Data center management software is evolving — at last
Despite their role as enablers of technological progress, data center operators have been slow to take advantage of developments in software, connectivity and sensor technologies that can help optimize and automate the running of critical infrastructure.
Most data center owners and operators currently use building management systems (BMS) and / or data center infrastructure management (DCIM) software as their primary interfaces for facility operations. These tools have important roles to play in data center operations but have limited analytics and automation capabilities, and they often do little to improve facility efficiency.
To handle the increasing complexity and scale of modern data centers — and to optimize for efficiency — operations teams need new software tools that can generate value from the data produced by the facilities equipment.
For more than a decade, DCIM software has been positioned as the main platform for organizing and presenting actionable data — but its role has been largely passive. Now, a new school of thought on data center management software is emerging, proposed by data scientists and statisticians. From their point of view, a data center is not a collection of physical components but a complex system of data patterns.
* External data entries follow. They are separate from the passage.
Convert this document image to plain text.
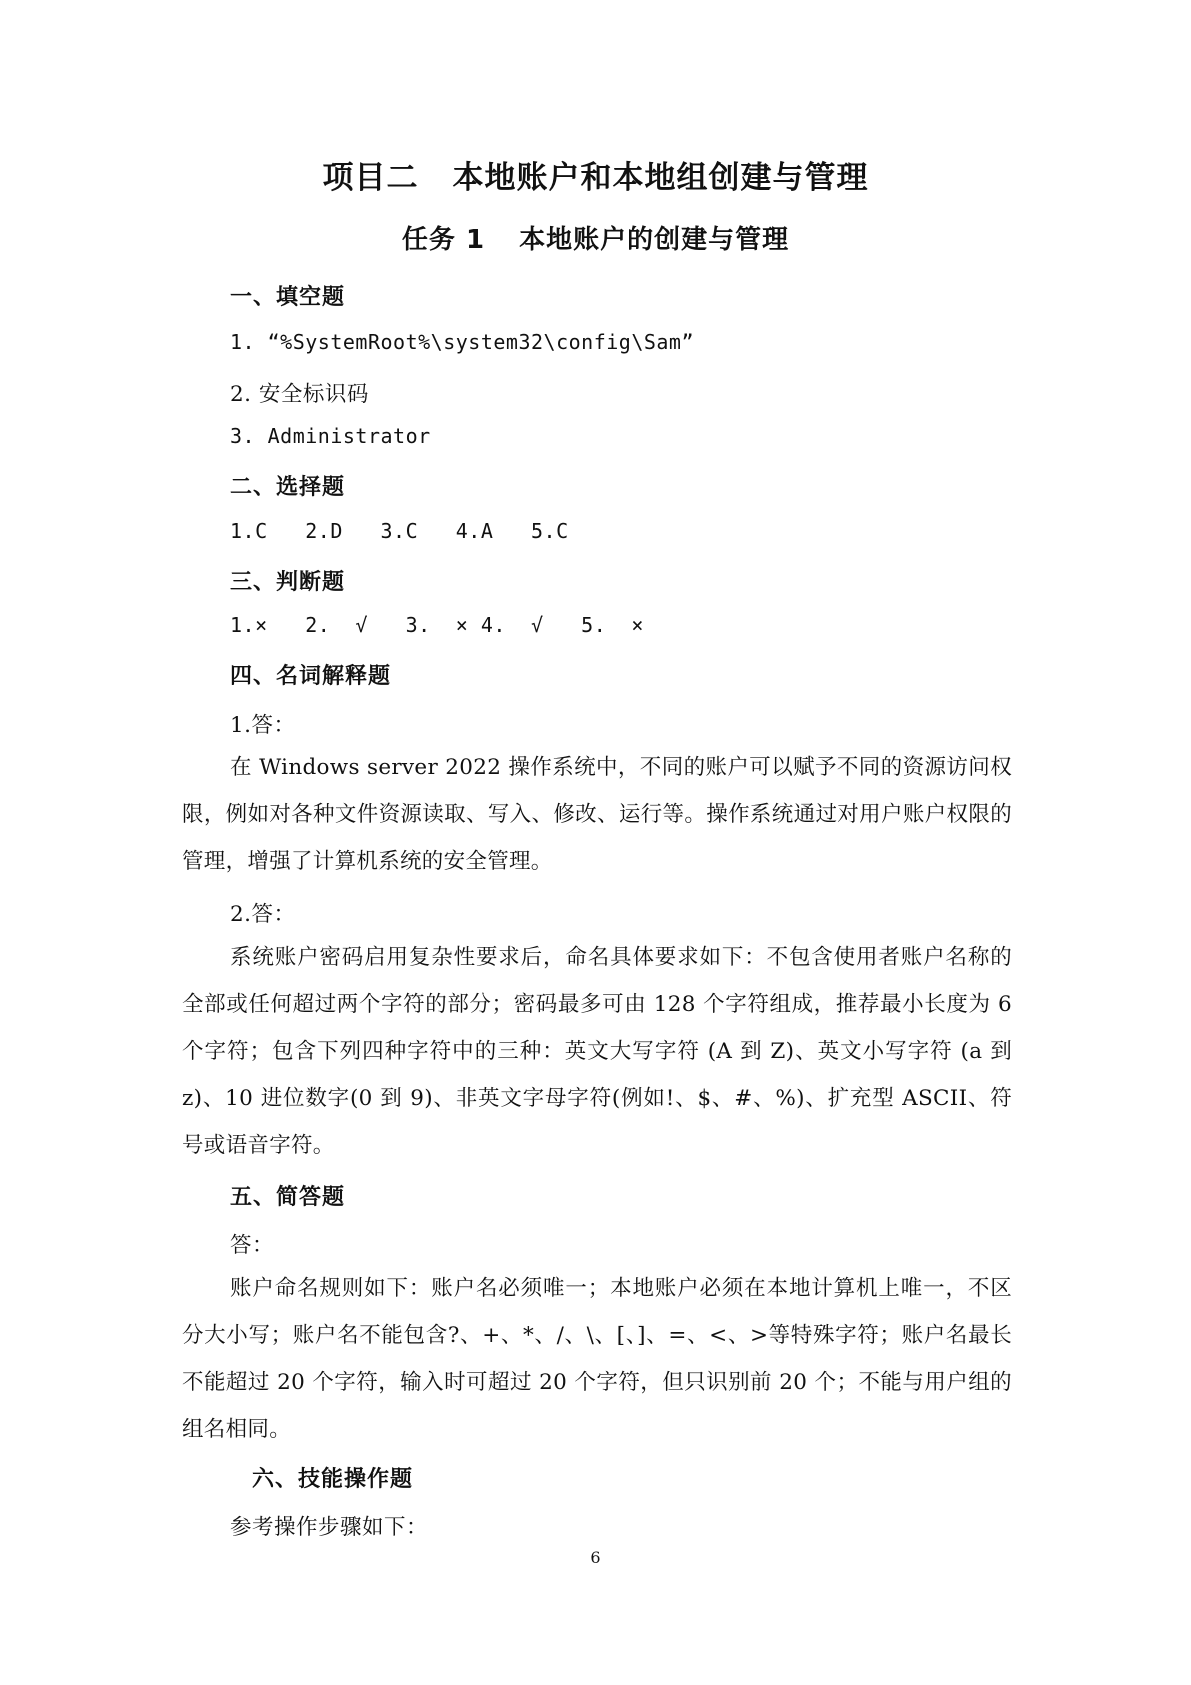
项目二 本地账户和本地组创建与管理
任务 1 本地账户的创建与管理
一、填空题
1. “%SystemRoot%\system32\config\Sam”
2. 安全标识码
3. Administrator
二、选择题
1.C   2.D   3.C   4.A   5.C
三、判断题
1.×   2.  √   3.  × 4.  √   5.  ×
四、名词解释题
1.答：
在 Windows server 2022 操作系统中，不同的账户可以赋予不同的资源访问权限，例如对各种文件资源读取、写入、修改、运行等。操作系统通过对用户账户权限的管理，增强了计算机系统的安全管理。
2.答：
系统账户密码启用复杂性要求后，命名具体要求如下：不包含使用者账户名称的全部或任何超过两个字符的部分；密码最多可由 128 个字符组成，推荐最小长度为 6 个字符；包含下列四种字符中的三种：英文大写字符 (A 到 Z)、英文小写字符 (a 到 z)、10 进位数字(0 到 9)、非英文字母字符(例如!、$、#、%)、扩充型 ASCII、符号或语音字符。
五、简答题
答：
账户命名规则如下：账户名必须唯一；本地账户必须在本地计算机上唯一，不区分大小写；账户名不能包含?、+、*、/、\、[、]、=、<、>等特殊字符；账户名最长不能超过 20 个字符，输入时可超过 20 个字符，但只识别前 20 个；不能与用户组的组名相同。
六、技能操作题
参考操作步骤如下：
6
Seen in this way, every device has a known optimal state, and the overall system can be balanced so that as many devices as possible are working in this state. Any deviation would then indicate a fault with equipment, sensors or data.
This approach has been used to identify defective chiller valves, imbalanced computer room air conditioning (CRAC) fans, inefficient uninterruptible power supply (UPS) units and opportunities to lower floor pressure — all discovered in data, without anyone having to visit the facility. The overall system — the entire data center — can also be modelled in this way, so that it can be continuously optimized.
All about the data
Data centers are full of sensors. They can be found inside CRAC and computer room air handler units, chillers, coolant distribution units, UPS systems, power distribution units, generators and switchgear, and many operators install optional temperature, humidity and pressure sensors in their data halls.
These sensors can serve as a source of valuable operational insight — yet the data they produce is rarely analyzed. In most cases, applications of this information are limited to real-time monitoring and basic forecasting.
In recent years, major mechanical and electrical equipment suppliers have added network connectivity to their products as they look to harvest sensor data to understand where and how their equipment is used. This has benefits for both sides: customers can monitor their facilities from any device, anywhere, while suppliers have access to information that can be used in quality control, condition-based or predictive maintenance, and new product design.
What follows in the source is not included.